Graphs
In arbitrary arity trees data is represented in a parent-child relationship. That is, supposing we have A, we can represent a tree with arrows like so:
A -> B
A -> D
The nature of the relationship here is one sided - one can only go from A to B or from A to D, but not the other way around.

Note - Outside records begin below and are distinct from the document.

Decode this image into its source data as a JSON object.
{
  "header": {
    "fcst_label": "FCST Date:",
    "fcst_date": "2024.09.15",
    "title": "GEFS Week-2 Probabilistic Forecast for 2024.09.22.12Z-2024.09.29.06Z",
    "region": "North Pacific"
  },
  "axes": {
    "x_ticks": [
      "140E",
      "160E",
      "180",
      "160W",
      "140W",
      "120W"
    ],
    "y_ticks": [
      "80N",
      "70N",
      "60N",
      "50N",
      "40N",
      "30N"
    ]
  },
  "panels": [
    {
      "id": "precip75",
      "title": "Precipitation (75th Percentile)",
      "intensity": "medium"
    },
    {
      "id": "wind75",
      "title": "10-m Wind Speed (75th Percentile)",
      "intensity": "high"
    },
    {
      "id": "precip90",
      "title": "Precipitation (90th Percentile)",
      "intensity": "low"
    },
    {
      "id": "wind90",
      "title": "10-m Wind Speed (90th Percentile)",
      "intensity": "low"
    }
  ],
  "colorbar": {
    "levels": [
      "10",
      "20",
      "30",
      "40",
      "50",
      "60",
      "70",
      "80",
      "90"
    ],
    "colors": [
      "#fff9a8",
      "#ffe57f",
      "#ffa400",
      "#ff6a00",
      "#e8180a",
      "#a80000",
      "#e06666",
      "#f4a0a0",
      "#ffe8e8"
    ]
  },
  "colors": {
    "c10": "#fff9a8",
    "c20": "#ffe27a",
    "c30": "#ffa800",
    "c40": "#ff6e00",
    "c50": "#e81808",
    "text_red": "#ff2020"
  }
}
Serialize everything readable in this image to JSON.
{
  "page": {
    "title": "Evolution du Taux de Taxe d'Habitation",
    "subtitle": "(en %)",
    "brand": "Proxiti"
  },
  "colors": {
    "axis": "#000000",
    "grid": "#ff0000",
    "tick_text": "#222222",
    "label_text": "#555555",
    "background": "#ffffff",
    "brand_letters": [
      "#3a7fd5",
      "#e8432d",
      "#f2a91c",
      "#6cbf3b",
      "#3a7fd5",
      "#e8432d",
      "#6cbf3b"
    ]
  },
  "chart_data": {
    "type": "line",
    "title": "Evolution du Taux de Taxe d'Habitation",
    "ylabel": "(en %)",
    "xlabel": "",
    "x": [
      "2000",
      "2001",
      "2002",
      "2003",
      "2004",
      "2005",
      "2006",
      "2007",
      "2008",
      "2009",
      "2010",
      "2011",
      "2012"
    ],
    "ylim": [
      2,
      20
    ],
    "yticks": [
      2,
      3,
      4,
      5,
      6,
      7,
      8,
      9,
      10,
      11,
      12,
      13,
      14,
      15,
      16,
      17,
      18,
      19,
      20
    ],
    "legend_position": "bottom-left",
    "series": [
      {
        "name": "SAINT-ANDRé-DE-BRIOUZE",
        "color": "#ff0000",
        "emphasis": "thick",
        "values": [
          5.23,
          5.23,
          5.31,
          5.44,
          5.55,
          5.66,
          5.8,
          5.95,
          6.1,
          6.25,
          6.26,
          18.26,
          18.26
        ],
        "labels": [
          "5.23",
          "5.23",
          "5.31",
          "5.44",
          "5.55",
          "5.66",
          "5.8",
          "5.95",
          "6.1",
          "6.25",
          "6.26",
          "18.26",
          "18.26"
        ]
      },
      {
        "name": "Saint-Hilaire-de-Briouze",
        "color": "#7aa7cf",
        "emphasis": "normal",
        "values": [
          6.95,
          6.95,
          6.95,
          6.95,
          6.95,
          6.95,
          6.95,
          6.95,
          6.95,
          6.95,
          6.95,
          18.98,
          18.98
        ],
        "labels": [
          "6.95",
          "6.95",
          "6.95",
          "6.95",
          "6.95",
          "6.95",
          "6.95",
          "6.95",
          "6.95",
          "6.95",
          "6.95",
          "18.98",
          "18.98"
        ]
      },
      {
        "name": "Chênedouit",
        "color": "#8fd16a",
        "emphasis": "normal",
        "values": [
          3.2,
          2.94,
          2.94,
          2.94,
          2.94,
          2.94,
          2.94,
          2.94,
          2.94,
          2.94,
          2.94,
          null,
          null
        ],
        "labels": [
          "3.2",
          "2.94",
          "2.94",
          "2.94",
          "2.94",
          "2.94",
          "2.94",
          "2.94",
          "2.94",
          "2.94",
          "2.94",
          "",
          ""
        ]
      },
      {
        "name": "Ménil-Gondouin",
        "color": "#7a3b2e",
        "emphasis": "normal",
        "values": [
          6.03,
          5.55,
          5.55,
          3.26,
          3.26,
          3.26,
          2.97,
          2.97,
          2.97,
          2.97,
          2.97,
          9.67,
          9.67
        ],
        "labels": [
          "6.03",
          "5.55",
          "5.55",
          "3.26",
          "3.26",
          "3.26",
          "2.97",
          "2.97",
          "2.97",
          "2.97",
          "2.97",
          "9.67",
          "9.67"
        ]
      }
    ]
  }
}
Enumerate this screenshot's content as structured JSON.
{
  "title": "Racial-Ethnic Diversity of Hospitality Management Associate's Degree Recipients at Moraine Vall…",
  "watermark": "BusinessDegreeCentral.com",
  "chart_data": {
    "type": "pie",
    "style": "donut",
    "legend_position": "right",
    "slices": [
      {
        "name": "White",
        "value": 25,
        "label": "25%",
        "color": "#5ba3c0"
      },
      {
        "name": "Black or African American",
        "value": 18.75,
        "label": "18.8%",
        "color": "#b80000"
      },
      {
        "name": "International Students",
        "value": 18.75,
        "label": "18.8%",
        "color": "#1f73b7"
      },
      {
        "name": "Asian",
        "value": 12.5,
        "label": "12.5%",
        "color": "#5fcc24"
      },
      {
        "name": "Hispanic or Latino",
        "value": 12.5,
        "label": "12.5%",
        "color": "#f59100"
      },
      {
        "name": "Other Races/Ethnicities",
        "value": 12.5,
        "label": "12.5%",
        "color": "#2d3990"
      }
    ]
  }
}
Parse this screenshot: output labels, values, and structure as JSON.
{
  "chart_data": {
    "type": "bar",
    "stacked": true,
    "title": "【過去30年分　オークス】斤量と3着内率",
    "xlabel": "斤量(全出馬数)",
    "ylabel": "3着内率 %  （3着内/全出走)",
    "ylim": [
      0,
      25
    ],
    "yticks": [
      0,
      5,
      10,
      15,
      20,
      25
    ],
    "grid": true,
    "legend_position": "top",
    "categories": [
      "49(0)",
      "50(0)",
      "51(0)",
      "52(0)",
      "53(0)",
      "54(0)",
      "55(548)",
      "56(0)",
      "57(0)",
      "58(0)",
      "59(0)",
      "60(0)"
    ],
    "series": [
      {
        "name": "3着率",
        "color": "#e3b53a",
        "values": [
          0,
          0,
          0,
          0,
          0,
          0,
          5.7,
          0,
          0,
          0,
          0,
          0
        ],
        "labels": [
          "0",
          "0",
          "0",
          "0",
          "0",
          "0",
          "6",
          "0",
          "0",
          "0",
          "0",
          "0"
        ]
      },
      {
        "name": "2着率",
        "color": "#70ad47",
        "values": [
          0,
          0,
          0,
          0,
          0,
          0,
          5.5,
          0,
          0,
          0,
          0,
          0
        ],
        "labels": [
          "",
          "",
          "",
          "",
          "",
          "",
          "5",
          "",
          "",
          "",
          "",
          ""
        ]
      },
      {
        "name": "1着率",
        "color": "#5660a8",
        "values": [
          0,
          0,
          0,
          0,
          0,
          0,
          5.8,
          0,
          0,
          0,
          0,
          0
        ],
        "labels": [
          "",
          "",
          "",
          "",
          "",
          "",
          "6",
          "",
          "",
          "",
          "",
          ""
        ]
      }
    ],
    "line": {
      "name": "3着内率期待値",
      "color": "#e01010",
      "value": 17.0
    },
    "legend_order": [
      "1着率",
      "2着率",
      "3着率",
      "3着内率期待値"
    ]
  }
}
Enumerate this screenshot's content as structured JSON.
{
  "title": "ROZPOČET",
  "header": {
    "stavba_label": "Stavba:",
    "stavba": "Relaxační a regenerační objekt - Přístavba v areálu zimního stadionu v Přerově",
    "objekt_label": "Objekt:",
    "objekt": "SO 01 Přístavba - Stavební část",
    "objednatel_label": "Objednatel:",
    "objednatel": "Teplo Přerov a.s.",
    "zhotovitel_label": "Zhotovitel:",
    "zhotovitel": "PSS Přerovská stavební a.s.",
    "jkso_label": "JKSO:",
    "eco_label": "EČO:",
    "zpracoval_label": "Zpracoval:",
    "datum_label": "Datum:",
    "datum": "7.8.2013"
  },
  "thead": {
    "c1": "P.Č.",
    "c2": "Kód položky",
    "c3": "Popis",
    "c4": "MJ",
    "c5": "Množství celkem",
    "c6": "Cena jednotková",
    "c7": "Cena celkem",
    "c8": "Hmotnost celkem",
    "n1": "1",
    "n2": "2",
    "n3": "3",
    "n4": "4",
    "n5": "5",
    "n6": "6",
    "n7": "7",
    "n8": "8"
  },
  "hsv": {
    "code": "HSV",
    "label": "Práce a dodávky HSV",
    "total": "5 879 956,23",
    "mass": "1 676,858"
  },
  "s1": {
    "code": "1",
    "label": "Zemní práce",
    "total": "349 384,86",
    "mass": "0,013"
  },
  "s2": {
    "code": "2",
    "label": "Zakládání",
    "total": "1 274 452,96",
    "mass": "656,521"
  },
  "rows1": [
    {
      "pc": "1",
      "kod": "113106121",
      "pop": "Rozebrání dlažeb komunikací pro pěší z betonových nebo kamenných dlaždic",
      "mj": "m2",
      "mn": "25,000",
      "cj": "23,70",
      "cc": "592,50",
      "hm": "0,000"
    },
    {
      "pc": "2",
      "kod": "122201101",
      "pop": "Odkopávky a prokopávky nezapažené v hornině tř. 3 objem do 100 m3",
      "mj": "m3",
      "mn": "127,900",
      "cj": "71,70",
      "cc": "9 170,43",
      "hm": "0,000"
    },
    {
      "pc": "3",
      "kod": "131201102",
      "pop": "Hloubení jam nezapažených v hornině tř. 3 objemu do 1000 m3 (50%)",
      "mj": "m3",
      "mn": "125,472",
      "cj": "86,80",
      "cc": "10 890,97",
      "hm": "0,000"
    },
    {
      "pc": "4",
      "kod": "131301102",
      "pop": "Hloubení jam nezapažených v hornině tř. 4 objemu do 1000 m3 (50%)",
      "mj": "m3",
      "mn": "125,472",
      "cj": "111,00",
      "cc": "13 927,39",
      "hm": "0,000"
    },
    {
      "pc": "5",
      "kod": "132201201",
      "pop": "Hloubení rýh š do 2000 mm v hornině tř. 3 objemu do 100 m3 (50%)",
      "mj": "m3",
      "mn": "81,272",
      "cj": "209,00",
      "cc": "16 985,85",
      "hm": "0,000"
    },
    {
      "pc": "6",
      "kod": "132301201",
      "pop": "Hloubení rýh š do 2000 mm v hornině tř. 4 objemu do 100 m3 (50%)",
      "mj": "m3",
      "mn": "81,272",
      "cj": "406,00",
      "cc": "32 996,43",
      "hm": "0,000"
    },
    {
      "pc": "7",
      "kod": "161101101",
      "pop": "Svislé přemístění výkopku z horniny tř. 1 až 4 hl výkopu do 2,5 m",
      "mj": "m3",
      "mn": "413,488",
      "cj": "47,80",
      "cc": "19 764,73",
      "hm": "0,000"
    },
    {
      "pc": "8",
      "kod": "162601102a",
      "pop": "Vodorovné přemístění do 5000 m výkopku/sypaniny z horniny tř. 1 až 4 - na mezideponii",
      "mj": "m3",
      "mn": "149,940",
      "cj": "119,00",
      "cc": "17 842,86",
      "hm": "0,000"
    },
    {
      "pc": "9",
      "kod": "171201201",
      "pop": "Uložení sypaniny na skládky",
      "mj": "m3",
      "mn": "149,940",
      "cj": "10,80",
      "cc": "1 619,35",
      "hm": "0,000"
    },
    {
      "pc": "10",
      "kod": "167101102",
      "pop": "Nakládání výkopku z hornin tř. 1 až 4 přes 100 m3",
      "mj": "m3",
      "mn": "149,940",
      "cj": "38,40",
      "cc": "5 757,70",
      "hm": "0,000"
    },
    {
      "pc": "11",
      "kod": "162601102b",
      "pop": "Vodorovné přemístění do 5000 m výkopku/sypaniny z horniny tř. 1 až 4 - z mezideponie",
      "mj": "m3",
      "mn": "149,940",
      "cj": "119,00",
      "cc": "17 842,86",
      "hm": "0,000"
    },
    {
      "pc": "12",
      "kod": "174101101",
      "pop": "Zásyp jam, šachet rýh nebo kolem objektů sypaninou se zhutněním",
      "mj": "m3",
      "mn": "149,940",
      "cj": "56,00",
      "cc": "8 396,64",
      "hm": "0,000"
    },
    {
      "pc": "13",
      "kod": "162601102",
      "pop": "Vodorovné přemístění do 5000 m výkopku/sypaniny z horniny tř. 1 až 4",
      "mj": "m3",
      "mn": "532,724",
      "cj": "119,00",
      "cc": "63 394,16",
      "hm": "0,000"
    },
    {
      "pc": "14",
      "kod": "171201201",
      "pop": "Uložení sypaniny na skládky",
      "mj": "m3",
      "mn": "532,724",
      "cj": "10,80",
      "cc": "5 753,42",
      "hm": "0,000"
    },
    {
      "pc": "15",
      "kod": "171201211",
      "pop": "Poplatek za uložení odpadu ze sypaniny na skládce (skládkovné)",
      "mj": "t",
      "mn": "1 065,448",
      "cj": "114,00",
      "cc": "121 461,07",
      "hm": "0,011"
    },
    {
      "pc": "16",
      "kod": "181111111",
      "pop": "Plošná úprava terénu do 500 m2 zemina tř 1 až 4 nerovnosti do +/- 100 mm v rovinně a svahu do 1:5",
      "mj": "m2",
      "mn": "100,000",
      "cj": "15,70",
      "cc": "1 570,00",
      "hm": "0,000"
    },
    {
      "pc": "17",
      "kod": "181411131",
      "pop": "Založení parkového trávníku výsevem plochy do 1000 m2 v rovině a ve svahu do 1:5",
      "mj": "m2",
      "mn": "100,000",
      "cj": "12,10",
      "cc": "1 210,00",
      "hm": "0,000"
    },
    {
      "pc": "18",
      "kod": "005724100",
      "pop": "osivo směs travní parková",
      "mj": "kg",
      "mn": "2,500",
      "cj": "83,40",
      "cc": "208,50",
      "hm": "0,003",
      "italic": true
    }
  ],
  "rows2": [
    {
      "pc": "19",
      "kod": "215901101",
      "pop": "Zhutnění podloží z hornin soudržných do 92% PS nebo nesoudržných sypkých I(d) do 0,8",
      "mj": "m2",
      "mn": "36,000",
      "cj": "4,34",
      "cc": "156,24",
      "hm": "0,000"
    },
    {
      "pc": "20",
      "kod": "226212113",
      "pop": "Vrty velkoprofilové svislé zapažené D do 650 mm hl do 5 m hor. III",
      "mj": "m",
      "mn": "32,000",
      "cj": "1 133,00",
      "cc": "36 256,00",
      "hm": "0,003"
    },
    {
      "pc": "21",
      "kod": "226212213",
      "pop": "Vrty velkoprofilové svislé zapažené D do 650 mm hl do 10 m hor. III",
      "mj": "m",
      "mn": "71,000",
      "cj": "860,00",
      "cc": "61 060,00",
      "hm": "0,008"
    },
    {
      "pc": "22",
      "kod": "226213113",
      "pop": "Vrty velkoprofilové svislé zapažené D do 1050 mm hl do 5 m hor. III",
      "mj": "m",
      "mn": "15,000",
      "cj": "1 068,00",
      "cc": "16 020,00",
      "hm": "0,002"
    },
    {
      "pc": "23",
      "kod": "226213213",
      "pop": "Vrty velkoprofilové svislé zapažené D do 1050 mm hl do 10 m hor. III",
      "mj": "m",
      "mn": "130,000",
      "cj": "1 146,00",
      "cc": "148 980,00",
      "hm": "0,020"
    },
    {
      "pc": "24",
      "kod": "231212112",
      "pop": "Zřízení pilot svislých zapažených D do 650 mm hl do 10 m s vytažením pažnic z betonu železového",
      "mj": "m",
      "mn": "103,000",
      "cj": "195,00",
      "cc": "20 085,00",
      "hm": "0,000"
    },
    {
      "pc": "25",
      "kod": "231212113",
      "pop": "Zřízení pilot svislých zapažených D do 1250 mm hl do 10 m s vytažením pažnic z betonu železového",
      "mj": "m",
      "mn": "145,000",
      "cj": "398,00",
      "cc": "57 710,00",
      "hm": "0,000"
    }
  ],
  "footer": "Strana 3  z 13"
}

In Zork, for example, we can image these as rooms with one-way exits.
Graphs, however, increase the complexity of the data because they have connections that are cyclical (although acyclic graphs exist), and each of which can have zero or more arrows leading into a single node.
For example, a graph might have the following pattern: A -> B -> C -> A. Additionally, note that unlike the arity trees, we can have several paths leading into a single node - just as in this case both B and D lead to E.
Defining graphs
Suppose want to design graph definitions to represent a series of rooms in a Zork-like game:
- A → B
- A → B → A
- A → B → C → A
- The image above
We can begin by creating a structure definition:
(define-struct room (name exits))
;; Room is (make-room String (listof Room))
;; interp. the room's name, and a list of rooms that the exits lead to
; A -> B
(define H1 (make-room "A" (list (make-room "B" empty))))The first example is straightforward, since it is a unidirectional, acyclic graph. However, the second example becomes more complicated, since room B contains A, which is where we defined the room structure. Unlike a tree, there is no clear hierarchical structure where a parent contains the children but the children don’t contain the parent. Thus:
; using Racket ASL
(define H2
(shared ((-0- (make-room "A" (list (make-room "B" (list -0-))))))
-0-))
(define H3
(shared ((-0- (make-room "A"
(list (make-room "B"
(list (make-room "C"
(list -0-))))))))
-0-))Here, the -0- is like a promise. The -0- is a name for the result of the make-room expression for A. It allows us to refer to the this room inside the expression that generates the room itself.
Another way to read this is that -0- is the special promise name for the values that start at the first -0- and ends right before the second -0-. Note, too, that our definition of H2, then, is the result of the shared expression.
Note that as the graphs begin to get larger, we can use an alternative syntax:
(define H3
(shared ((-A- (make-room "A" (list -B-)))
(-B- (make-room "B" (list -C-)))
(-C- (make-room "C" (list -A-))))
-A-))In either definition, calling H3 will still be shown by Racket as:
(shared ((-0- (make-room "A" (list (make-room "B" (list (make-room "C" (list -0-)))))))) -0-)
With this in mind, coding the structure of the image above with several cycles and paths becomes trivial:
(define H4
(shared ((-A- (make-room "A" (list -B- -D-)))
(-B- (make-room "B" (list -C- -E-)))
(-C- (make-room "C" (list -B-)))
(-D- (make-room "D" (list -E-)))
(-E- (make-room "E" (list -A- -F-)))
(-F- (make-room "F" empty)))
-A-))And it’s representation when called:
(shared ((-0- (make-room "A" (list -3- (make-room "D" (list -10-))))) (-10- (make-room "E" (list -0- (make-room "F" '())))) (-3- (make-room "B" (list (make-room "C" (list -3-)) -10-))))
-0-)Although difficult to read, the complexity comes from the nature of graphs and cyclical structures and not so much from the code itself represented in textual form.
Templating graphs
In a way, templates for graphs are a form of structural recursion, closely related to an arbitrary arity tree. In fact, one might start by modelling the required template with pseudocode:
- Needs structural recursion
- Because it’s like arity tree, encapsulate with local
- Use a worklist accumulator to ensure we traverse all rooms
- Context-preserving accumulator to mark rooms already visited (since graph is cyclical)
(define (fn-for-house r0)
;; todo is (listof Room) ; a worklist accumulator
;; visited is (listof String) ; a context preserving accumulator, names of rooms already visited
(local [(define (fn-for-room r todo visited)
(if (member (room-name r) visited)
(fn-for-lor todo visited)
(fn-for-lor (append (room-exits r) todo)
(cons (room-name r) visited))))
(define (fn-for-lor todo visited)
(cond [(empty? todo) (...)]
[else
(fn-for-room (first todo)
(rest todo)
visited)]))]
(fn-for-room r0 empty empty)))Note how this is simply a blend of various previously existing templates. Additionally, when we are trying to operate on a graph we can make whatever adjustments are required to produce the final result.